Any probability that is greater than one-half indicates that the event is more likely to occur that it is not to occur.
And a probability that is below one-half indicates that the event is more likely not to occur than it is to occur.
Principle : The probability that an event will occur is between 0 and 1 or 0 ≤ P(A) ≤ 1.
Many people prefer to express probability in percentages. Since all probabilities are decimals, each can be changed to an equivalent percentage. Thus, the latest principle is equivalent to saying, "The chance that an event will occur is between 0% and 100%."
Probabilities can be determined in two fundamental ways. Keep reading to find out what they are.
impossible event has zero probability
A probability of 1 represents an event that will occur for certain.
A probability of 0.60 represents an event that will occur more often than not. Specifically, it will occur almost two-thirds (0.67) of the time.
Probability is a way of quantifying uncertainty.
We are interested in the probability of an event—the likelihood of the event occurring.
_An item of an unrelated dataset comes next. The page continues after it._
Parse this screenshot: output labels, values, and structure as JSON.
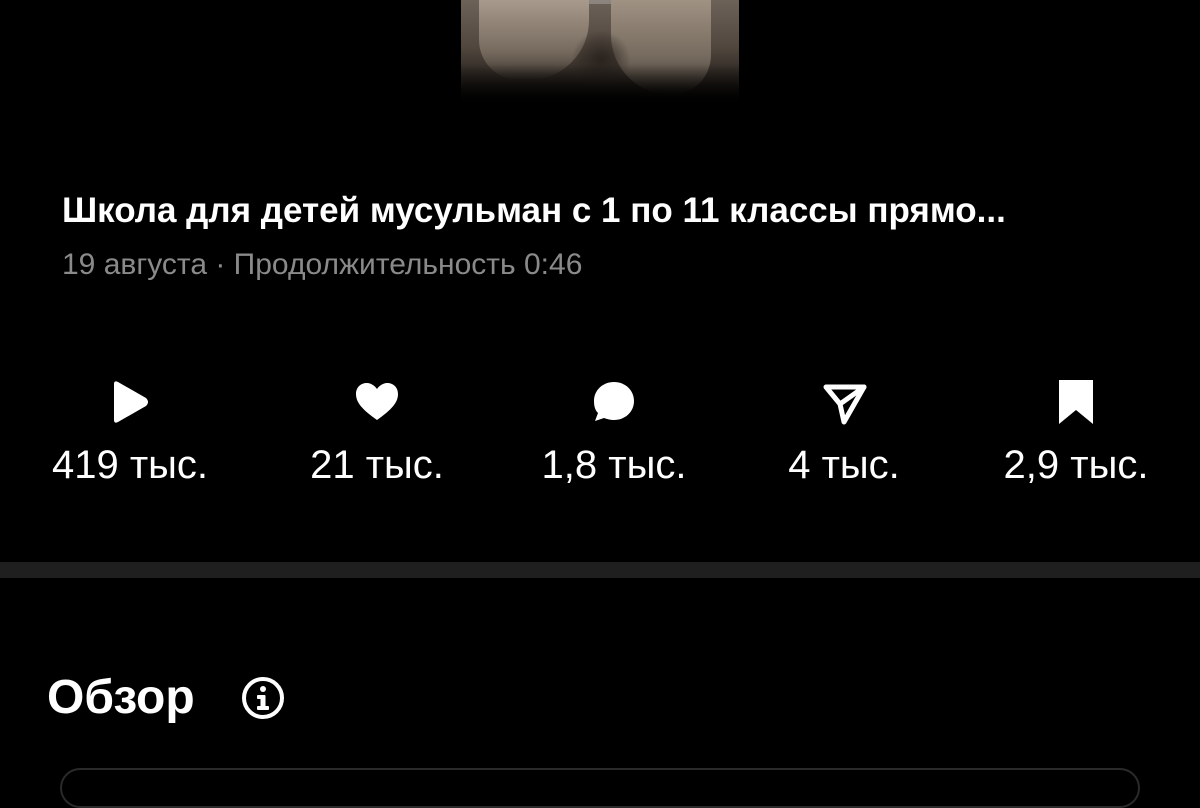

The probability of an event ranges from 0 to 1. The closer the probability is to 0, the less likely the event is to occur. The closer the probability is to 1, the more likely the event is to occur.
There are two ways to determine probability: Theoretical (Classical) and Empirical (Observational). If we toss a coin, roll a die, or spin a spinner many times, we hardly ever achieve the exact theoretical probabilities that we know we should get, but we can get pretty close. When we run a simulation or when we use a random sample and record the results, we are using empirical probability. This is often called the Relative Frequency definition of probability
Theoretical methods use the nature of the situation to determine probabilities.
Empirical methods use a series of trials that produce outcomes that cannot be predicted in advance (hence the uncertainty).